Most people the Mail & Guardian spoke to in Batangafo said the situation would probably be worse without the presence of Minusca. Others, however, were sharply critical, arguing that the peacekeepers are biased in favour of one group or the other. They were also criticised for not intervening boldly enough to protect civilians. Hassan said they were doing their best. “Nobody in the world is ever born who has been ideal,” he said.
‘Maybe it’s too late’
The abandoned Batangafo suburb where Elysabeth Namdanga lives is eerily quiet. Hers is the only family that still lives here. Everyone else has fled. If she could, she would gather up her family — two adult daughters and six grandchildren — and run away too.
Namdanga is old and tired and angry but above all she is terrified. She never sleeps easy. “If I hear gunshots, I’m scared, but I’m trying to suppress the fear because there is nowhere else I can go … I’m always angry when I remember what happened, especially with the leaders of the armed groups who fight and make life difficult for everyone. No one can go to the fields and work. I am very angry with them,” she said, sitting on a bench outside her mud-brick home. The playful screams of her grandchildren echo through the deserted neighbourhood.

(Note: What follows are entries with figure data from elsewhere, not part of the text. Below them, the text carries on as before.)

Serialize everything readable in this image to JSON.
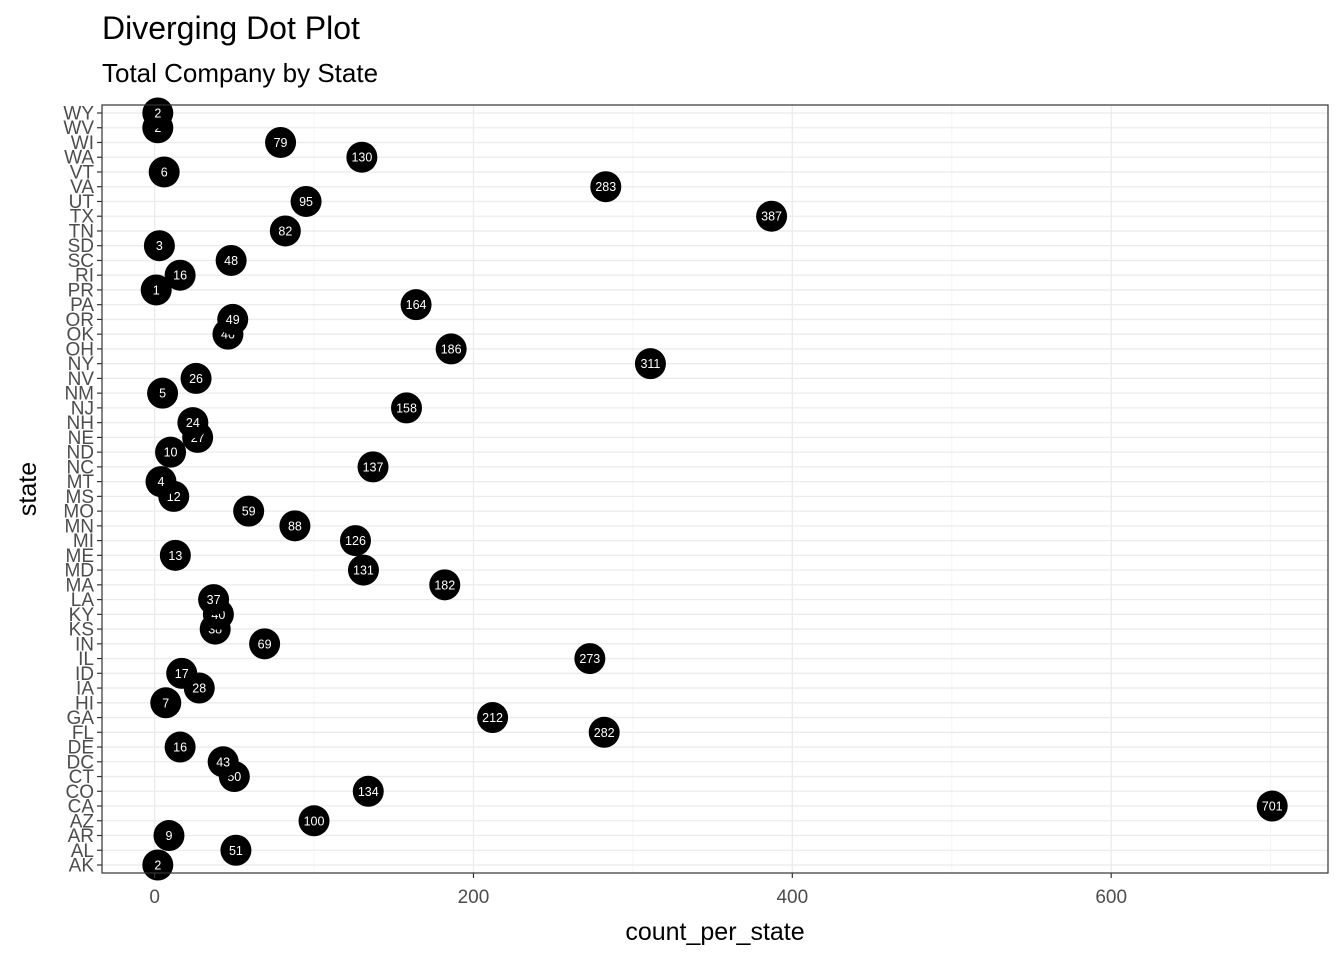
{
  "chart_data": {
    "type": "scatter",
    "title": "Diverging Dot Plot",
    "subtitle": "Total Company by State",
    "xlabel": "count_per_state",
    "ylabel": "state",
    "xlim": [
      -33,
      736
    ],
    "xticks": [
      0,
      200,
      400,
      600
    ],
    "grid": true,
    "legend": "none",
    "dot_color": "#000000",
    "label_color": "#ffffff",
    "grid_major_color": "#ebebeb",
    "grid_minor_color": "#f5f5f5",
    "border_color": "#333333",
    "states": [
      "AK",
      "AL",
      "AR",
      "AZ",
      "CA",
      "CO",
      "CT",
      "DC",
      "DE",
      "FL",
      "GA",
      "HI",
      "IA",
      "ID",
      "IL",
      "IN",
      "KS",
      "KY",
      "LA",
      "MA",
      "MD",
      "ME",
      "MI",
      "MN",
      "MO",
      "MS",
      "MT",
      "NC",
      "ND",
      "NE",
      "NH",
      "NJ",
      "NM",
      "NV",
      "NY",
      "OH",
      "OK",
      "OR",
      "PA",
      "PR",
      "RI",
      "SC",
      "SD",
      "TN",
      "TX",
      "UT",
      "VA",
      "VT",
      "WA",
      "WI",
      "WV",
      "WY"
    ],
    "values": [
      2,
      51,
      9,
      100,
      701,
      134,
      50,
      43,
      16,
      282,
      212,
      7,
      28,
      17,
      273,
      69,
      38,
      40,
      37,
      182,
      131,
      13,
      126,
      88,
      59,
      12,
      4,
      137,
      10,
      27,
      24,
      158,
      5,
      26,
      311,
      186,
      46,
      49,
      164,
      1,
      16,
      48,
      3,
      82,
      387,
      95,
      283,
      6,
      130,
      79,
      2,
      2
    ]
  }
}
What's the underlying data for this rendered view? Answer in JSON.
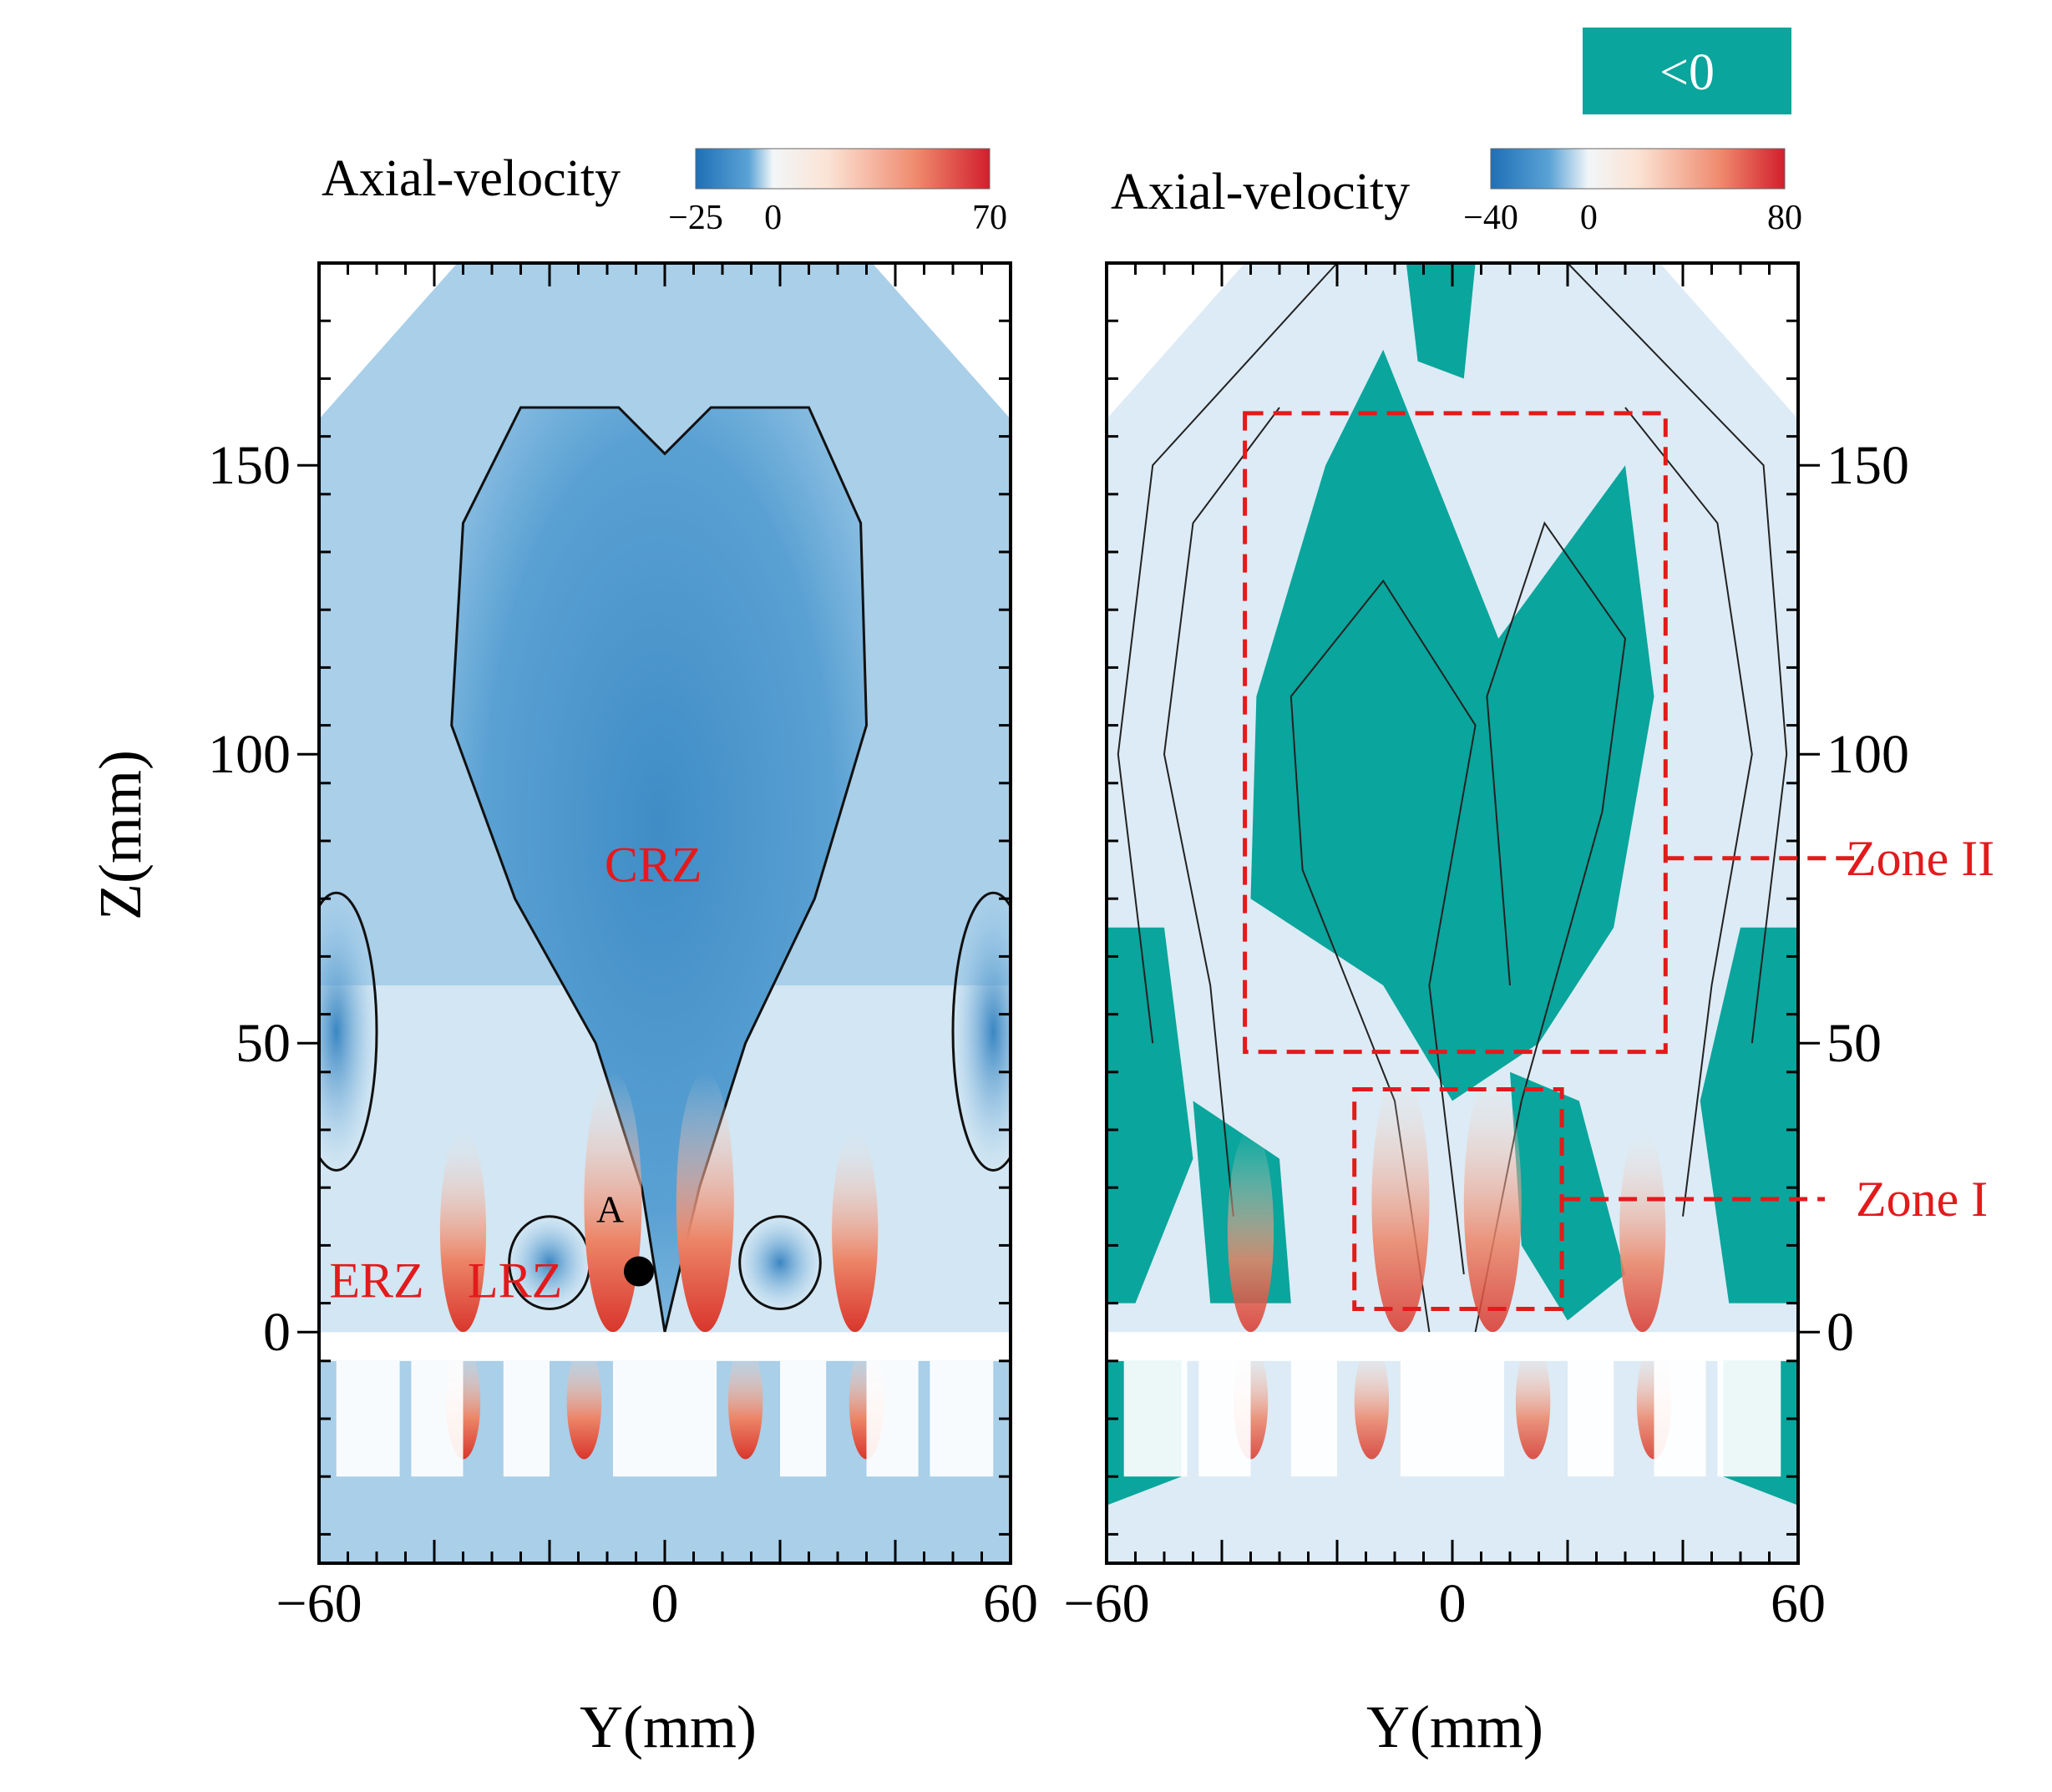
{
  "chart_data": [
    {
      "type": "heatmap",
      "panel": "left",
      "title": "",
      "xlabel": "Y(mm)",
      "ylabel": "Z(mm)",
      "xlim": [
        -60,
        60
      ],
      "ylim": [
        -40,
        185
      ],
      "x_ticks": [
        -60,
        0,
        60
      ],
      "y_ticks": [
        0,
        50,
        100,
        150
      ],
      "colorbar": {
        "label": "Axial-velocity",
        "min": -25,
        "max": 70,
        "ticks": [
          -25,
          0,
          70
        ]
      },
      "annotations": [
        {
          "text": "CRZ",
          "x": -2,
          "y": 78,
          "color": "#e31a1c"
        },
        {
          "text": "ERZ",
          "x": -50,
          "y": 6,
          "color": "#e31a1c"
        },
        {
          "text": "LRZ",
          "x": -26,
          "y": 6,
          "color": "#e31a1c"
        },
        {
          "text": "A",
          "x": -9.5,
          "y": 19,
          "color": "#000000"
        }
      ],
      "marker_point": {
        "label": "A",
        "x": -4.5,
        "y": 10.5
      }
    },
    {
      "type": "heatmap",
      "panel": "right",
      "title": "",
      "xlabel": "Y(mm)",
      "ylabel": "",
      "xlim": [
        -60,
        60
      ],
      "ylim": [
        -40,
        185
      ],
      "x_ticks": [
        -60,
        0,
        60
      ],
      "y_ticks": [
        0,
        50,
        100,
        150
      ],
      "y_axis_side": "right",
      "colorbar": {
        "label": "Axial-velocity",
        "min": -40,
        "max": 80,
        "ticks": [
          -40,
          0,
          80
        ]
      },
      "negative_region": {
        "label": "<0",
        "color": "#0aa59c"
      },
      "zones": [
        {
          "name": "Zone II",
          "x": [
            -36,
            37
          ],
          "y": [
            48.5,
            159
          ],
          "color": "#e31a1c"
        },
        {
          "name": "Zone I",
          "x": [
            -17,
            19
          ],
          "y": [
            4,
            42
          ],
          "color": "#e31a1c"
        }
      ]
    }
  ],
  "colors": {
    "negative": "#2f7ec0",
    "neutral": "#f2f5f8",
    "positive": "#d62b2b",
    "negative_fill": "#0aa59c",
    "annotation": "#e31a1c"
  }
}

Namdanga says she is too old and poor to build a new life for her family anywhere else. “I can’t go to the IDP site because no one will build a hut for me. Also in the IDP site, hygiene is not there. The toilets are far away and I don’t have enough strength to walk all the way to get things, even to go to the toilet.”
The men in Namdanga’s family — stronger and fitter — have left the family home, looking for work and opportunities elsewhere in the country. As ever, it is the most vulnerable who are left to deal with the consequences of the near-complete collapse of authority in Batangafo.
“I’m angry because they kill women, they kill children. We are neutral, and yet they kill us,” said Hèlène Mboiboma, vice-president of the Organisation des femmes centrafricaine. She also was forced to abandon her home and has ended up in Batangafo hospital with her five children.
“Really, women have suffered. Suffered. Many women were killed. Us women are innocent in this business,” she said. How different things might have been, she suggests, if women had been in charge. “Women don’t want to fight. We want peace. Who is taking care of the kids when the men are fighting?”
Mboiboma wants to go home, to her house and to her crops, but she’s still too scared. And she doesn’t see that changing any time soon. “I’ll go home when I don’t see armed men in Batangafo. When there are no weapons and I don’t hear gunshots.”
Back at the mosque, Imam Abu Yusuf is still mourning all that Batangafo has lost. “The picture is a bit dark,” he says. “This town is not holding together. Maybe it’s too late.”